I wasn't supposed to buy anything. I say this before every thrift trip and I have never once meant it.
There's a small vintage shop off Orchard Street in the Lower East Side, one of those places crammed floor to ceiling, the kind where the owner watches you like you might steal the atmosphere. I go when I need to remember why I got into fashion at all.
And tucked between a leather jacket and some sad polyester was a silk sari. Real silk. Hand-block-printed, faded exactly the right amount, that dusty rose you cannot fake in a factory. Forty dollars.
Thrifting a sari in New York is a strange, tender thing. Because someone's grandmother wore this. It traveled here somehow, in a suitcase, in a life, and it ended up folded in the LES waiting for a Gujarati girl to find it.
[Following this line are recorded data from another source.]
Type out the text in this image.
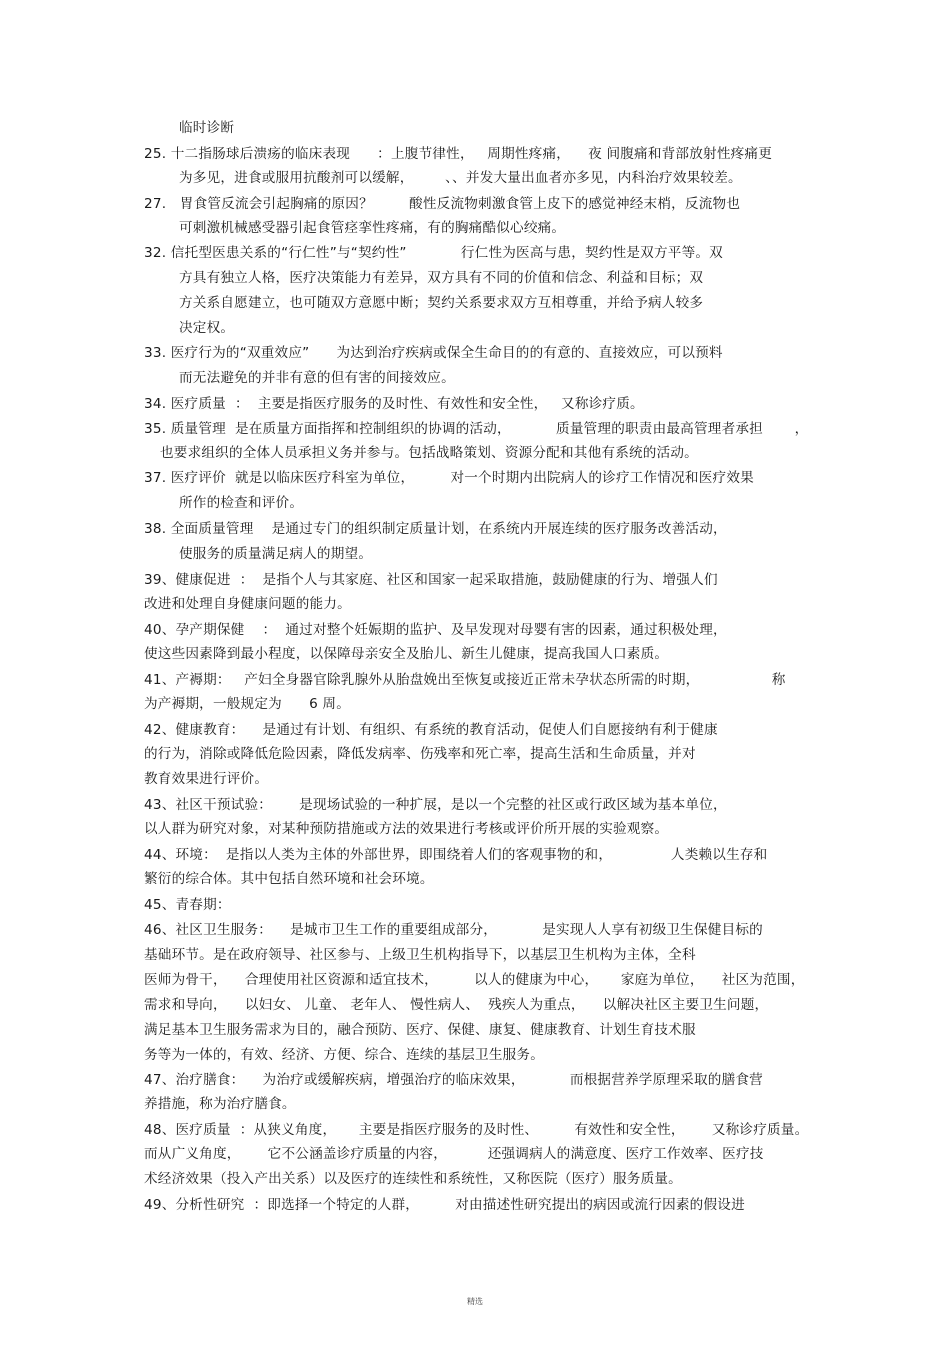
临时诊断
25. 十二指肠球后溃疡的临床表现      ：上腹节律性，   周期性疼痛，    夜 间腹痛和背部放射性疼痛更
为多见，进食或服用抗酸剂可以缓解，       、、并发大量出血者亦多见，内科治疗效果较差。
27.   胃食管反流会引起胸痛的原因？        酸性反流物刺激食管上皮下的感觉神经末梢，反流物也
可刺激机械感受器引起食管痉挛性疼痛，有的胸痛酷似心绞痛。
32. 信托型医患关系的“行仁性”与“契约性”            行仁性为医高与患，契约性是双方平等。双
方具有独立人格，医疗决策能力有差异，双方具有不同的价值和信念、利益和目标；双
方关系自愿建立，也可随双方意愿中断；契约关系要求双方互相尊重，并给予病人较多
决定权。
33. 医疗行为的“双重效应”      为达到治疗疾病或保全生命目的的有意的、直接效应，可以预料
而无法避免的并非有意的但有害的间接效应。
34. 医疗质量  ：  主要是指医疗服务的及时性、有效性和安全性，   又称诊疗质。
35. 质量管理  是在质量方面指挥和控制组织的协调的活动，          质量管理的职责由最高管理者承担       ，
也要求组织的全体人员承担义务并参与。包括战略策划、资源分配和其他有系统的活动。
37. 医疗评价  就是以临床医疗科室为单位，        对一个时期内出院病人的诊疗工作情况和医疗效果
所作的检查和评价。
38. 全面质量管理    是通过专门的组织制定质量计划，在系统内开展连续的医疗服务改善活动，
使服务的质量满足病人的期望。
39、健康促进  ：  是指个人与其家庭、社区和国家一起采取措施，鼓励健康的行为、增强人们
改进和处理自身健康问题的能力。
40、孕产期保健    ：  通过对整个妊娠期的监护、及早发现对母婴有害的因素，通过积极处理，
使这些因素降到最小程度，以保障母亲安全及胎儿、新生儿健康，提高我国人口素质。
41、产褥期：   产妇全身器官除乳腺外从胎盘娩出至恢复或接近正常未孕状态所需的时期，                称
为产褥期，一般规定为      6 周。
42、健康教育：    是通过有计划、有组织、有系统的教育活动，促使人们自愿接纳有利于健康
的行为，消除或降低危险因素，降低发病率、伤残率和死亡率，提高生活和生命质量，并对
教育效果进行评价。
43、社区干预试验：      是现场试验的一种扩展，是以一个完整的社区或行政区域为基本单位，
以人群为研究对象，对某种预防措施或方法的效果进行考核或评价所开展的实验观察。
44、环境：  是指以人类为主体的外部世界，即围绕着人们的客观事物的和，             人类赖以生存和
繁衍的综合体。其中包括自然环境和社会环境。
45、青春期：
46、社区卫生服务：    是城市卫生工作的重要组成部分，          是实现人人享有初级卫生保健目标的
基础环节。是在政府领导、社区参与、上级卫生机构指导下，以基层卫生机构为主体，全科
医师为骨干，    合理使用社区资源和适宜技术，        以人的健康为中心，     家庭为单位，    社区为范围，
需求和导向，    以妇女、 儿童、 老年人、 慢性病人、  残疾人为重点，    以解决社区主要卫生问题，
满足基本卫生服务需求为目的，融合预防、医疗、保健、康复、健康教育、计划生育技术服
务等为一体的，有效、经济、方便、综合、连续的基层卫生服务。
47、治疗膳食：    为治疗或缓解疾病，增强治疗的临床效果，          而根据营养学原理采取的膳食营
养措施，称为治疗膳食。
48、医疗质量  ：从狭义角度，     主要是指医疗服务的及时性、        有效性和安全性，      又称诊疗质量。
而从广义角度，      它不公涵盖诊疗质量的内容，         还强调病人的满意度、医疗工作效率、医疗技
术经济效果（投入产出关系）以及医疗的连续性和系统性，又称医院（医疗）服务质量。
49、分析性研究  ：即选择一个特定的人群，        对由描述性研究提出的病因或流行因素的假设进
精选
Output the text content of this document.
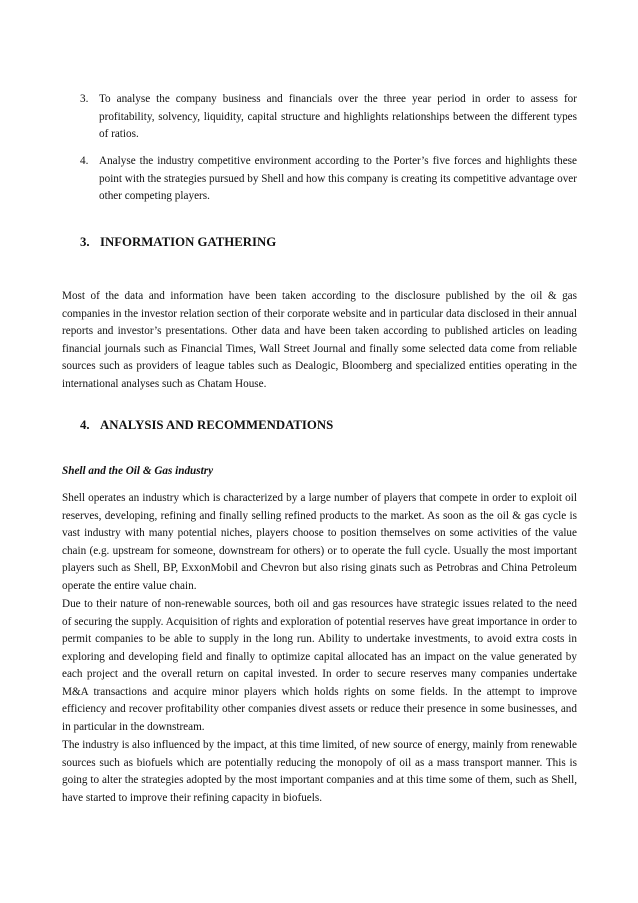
3. To analyse the company business and financials over the three year period in order to assess for profitability, solvency, liquidity, capital structure and highlights relationships between the different types of ratios.
4. Analyse the industry competitive environment according to the Porter’s five forces and highlights these point with the strategies pursued by Shell and how this company is creating its competitive advantage over other competing players.
3. INFORMATION GATHERING
Most of the data and information have been taken according to the disclosure published by the oil & gas companies in the investor relation section of their corporate website and in particular data disclosed in their annual reports and investor’s presentations. Other data and have been taken according to published articles on leading financial journals such as Financial Times, Wall Street Journal and finally some selected data come from reliable sources such as providers of league tables such as Dealogic, Bloomberg and specialized entities operating in the international analyses such as Chatam House.
4. ANALYSIS AND RECOMMENDATIONS
Shell and the Oil & Gas industry
Shell operates an industry which is characterized by a large number of players that compete in order to exploit oil reserves, developing, refining and finally selling refined products to the market. As soon as the oil & gas cycle is vast industry with many potential niches, players choose to position themselves on some activities of the value chain (e.g. upstream for someone, downstream for others) or to operate the full cycle. Usually the most important players such as Shell, BP, ExxonMobil and Chevron but also rising ginats such as Petrobras and China Petroleum operate the entire value chain.
Due to their nature of non-renewable sources, both oil and gas resources have strategic issues related to the need of securing the supply. Acquisition of rights and exploration of potential reserves have great importance in order to permit companies to be able to supply in the long run. Ability to undertake investments, to avoid extra costs in exploring and developing field and finally to optimize capital allocated has an impact on the value generated by each project and the overall return on capital invested. In order to secure reserves many companies undertake M&A transactions and acquire minor players which holds rights on some fields. In the attempt to improve efficiency and recover profitability other companies divest assets or reduce their presence in some businesses, and in particular in the downstream.
The industry is also influenced by the impact, at this time limited, of new source of energy, mainly from renewable sources such as biofuels which are potentially reducing the monopoly of oil as a mass transport manner. This is going to alter the strategies adopted by the most important companies and at this time some of them, such as Shell, have started to improve their refining capacity in biofuels.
I kept thinking about the ethics of it, the way I always do at work. My whole thing is sustainability — I spend my days arguing with people who want to make forty new colorways of the same dress. And here was a garment that had already lived a full life and still had more to give.
The owner told me it came in with an estate lot. No name, no story. So now the story is mine to keep or make up.
I'm not going to cut it up, which is what the designer part of my brain wanted. I'm going to drape it properly, the way my mother taught me, pleats counted on my fingers. Some cloth deserves to stay whole.
Thrifting a sari also means confronting the guilt — is this mine to take, disconnected from its history? I've decided honoring it is its own kind of care. Better loved than landfilled.
Sustainability isn't a marketing word to me. It's this. A forty-dollar silk that outlived its first owner and found a second one who'll cry a little every time she wears it.
Old cloth remembers. I just try to listen.